Experience report: One week sugar-free with the whole family – the surprising results of an experiment

This article comes from the stern archive and first appeared on August 23, 2022.

Experience report: One week sugar-free with the whole family – the surprising results of an experiment

This article comes from the stern archive and first appeared on August 23, 2022.

I love snacking. Even as a small child, I used to sneak into our pantry. Not a day went by when I didn't indulge in Toffifee, gummy bears or children's chocolate. My parents were pretty relaxed about it. In any case, I can't remember any discussions we had about this.
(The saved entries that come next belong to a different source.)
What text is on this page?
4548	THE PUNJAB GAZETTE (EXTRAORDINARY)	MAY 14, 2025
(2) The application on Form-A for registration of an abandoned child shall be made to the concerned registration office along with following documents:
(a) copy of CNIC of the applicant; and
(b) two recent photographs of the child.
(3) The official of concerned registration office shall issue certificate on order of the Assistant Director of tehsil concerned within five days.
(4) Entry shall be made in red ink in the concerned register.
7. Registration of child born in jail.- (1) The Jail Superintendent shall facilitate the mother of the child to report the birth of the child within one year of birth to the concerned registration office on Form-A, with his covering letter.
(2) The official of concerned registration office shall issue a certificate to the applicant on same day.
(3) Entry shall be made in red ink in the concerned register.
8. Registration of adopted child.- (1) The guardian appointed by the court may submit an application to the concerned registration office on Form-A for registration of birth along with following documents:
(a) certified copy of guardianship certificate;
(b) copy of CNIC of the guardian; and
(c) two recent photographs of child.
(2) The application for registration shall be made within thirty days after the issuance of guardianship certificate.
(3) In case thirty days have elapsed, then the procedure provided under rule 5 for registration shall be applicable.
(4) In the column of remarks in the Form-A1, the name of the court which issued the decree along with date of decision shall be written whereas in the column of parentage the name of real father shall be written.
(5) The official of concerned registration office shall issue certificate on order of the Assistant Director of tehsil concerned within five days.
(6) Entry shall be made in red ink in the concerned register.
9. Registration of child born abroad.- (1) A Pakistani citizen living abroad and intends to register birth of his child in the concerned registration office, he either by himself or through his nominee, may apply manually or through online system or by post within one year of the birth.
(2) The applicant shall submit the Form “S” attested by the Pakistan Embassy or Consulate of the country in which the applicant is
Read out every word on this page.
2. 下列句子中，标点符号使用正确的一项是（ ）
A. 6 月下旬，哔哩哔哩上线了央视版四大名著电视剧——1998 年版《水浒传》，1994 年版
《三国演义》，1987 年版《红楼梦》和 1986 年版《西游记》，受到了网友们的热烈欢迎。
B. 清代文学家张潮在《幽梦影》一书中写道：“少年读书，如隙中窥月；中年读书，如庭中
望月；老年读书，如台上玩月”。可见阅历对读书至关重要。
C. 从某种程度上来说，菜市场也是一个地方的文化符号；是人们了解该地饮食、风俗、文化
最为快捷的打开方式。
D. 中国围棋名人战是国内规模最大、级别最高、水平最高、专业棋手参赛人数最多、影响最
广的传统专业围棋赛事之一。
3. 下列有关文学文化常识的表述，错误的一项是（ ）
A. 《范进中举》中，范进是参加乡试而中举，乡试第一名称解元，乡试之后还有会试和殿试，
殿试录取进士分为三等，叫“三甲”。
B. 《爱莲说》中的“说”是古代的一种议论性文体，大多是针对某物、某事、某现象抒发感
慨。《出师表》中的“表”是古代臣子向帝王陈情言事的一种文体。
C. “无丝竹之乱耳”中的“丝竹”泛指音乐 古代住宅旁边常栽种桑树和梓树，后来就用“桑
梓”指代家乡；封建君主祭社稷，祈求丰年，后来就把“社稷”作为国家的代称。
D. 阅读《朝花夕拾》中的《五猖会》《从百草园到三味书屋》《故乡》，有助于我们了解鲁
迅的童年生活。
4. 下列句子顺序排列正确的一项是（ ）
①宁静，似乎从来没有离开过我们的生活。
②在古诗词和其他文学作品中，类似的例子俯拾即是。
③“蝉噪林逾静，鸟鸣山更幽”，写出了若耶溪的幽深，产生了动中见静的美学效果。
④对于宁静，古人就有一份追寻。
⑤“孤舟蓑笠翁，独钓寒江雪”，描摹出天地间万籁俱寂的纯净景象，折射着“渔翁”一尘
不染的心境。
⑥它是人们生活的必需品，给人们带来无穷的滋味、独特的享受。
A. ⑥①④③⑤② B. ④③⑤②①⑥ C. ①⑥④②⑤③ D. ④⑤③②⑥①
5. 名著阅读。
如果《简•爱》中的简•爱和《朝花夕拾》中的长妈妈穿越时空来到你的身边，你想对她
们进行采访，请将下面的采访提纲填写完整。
Then I became a mother. My daughter is now seven and my son is three years old. And we also have sweets every day. My husband and I often have discussions about this. He thinks I'm too soft. And I think he's too strict. In any case, I wouldn't have changed anything about our sugar consumption if the Stern editorial team hadn't suggested two weeks ago that I could write something about a sugar-free diet. Then the idea for the experiment came to me. And the editors liked it. Why not, I thought to myself. It's a great experience. I was very euphoric and told my family at dinner: "We're going to go sugar-free for a week!" My daughter immediately countered: "You can forget about that. I'm not taking part in it." Bam. Great start!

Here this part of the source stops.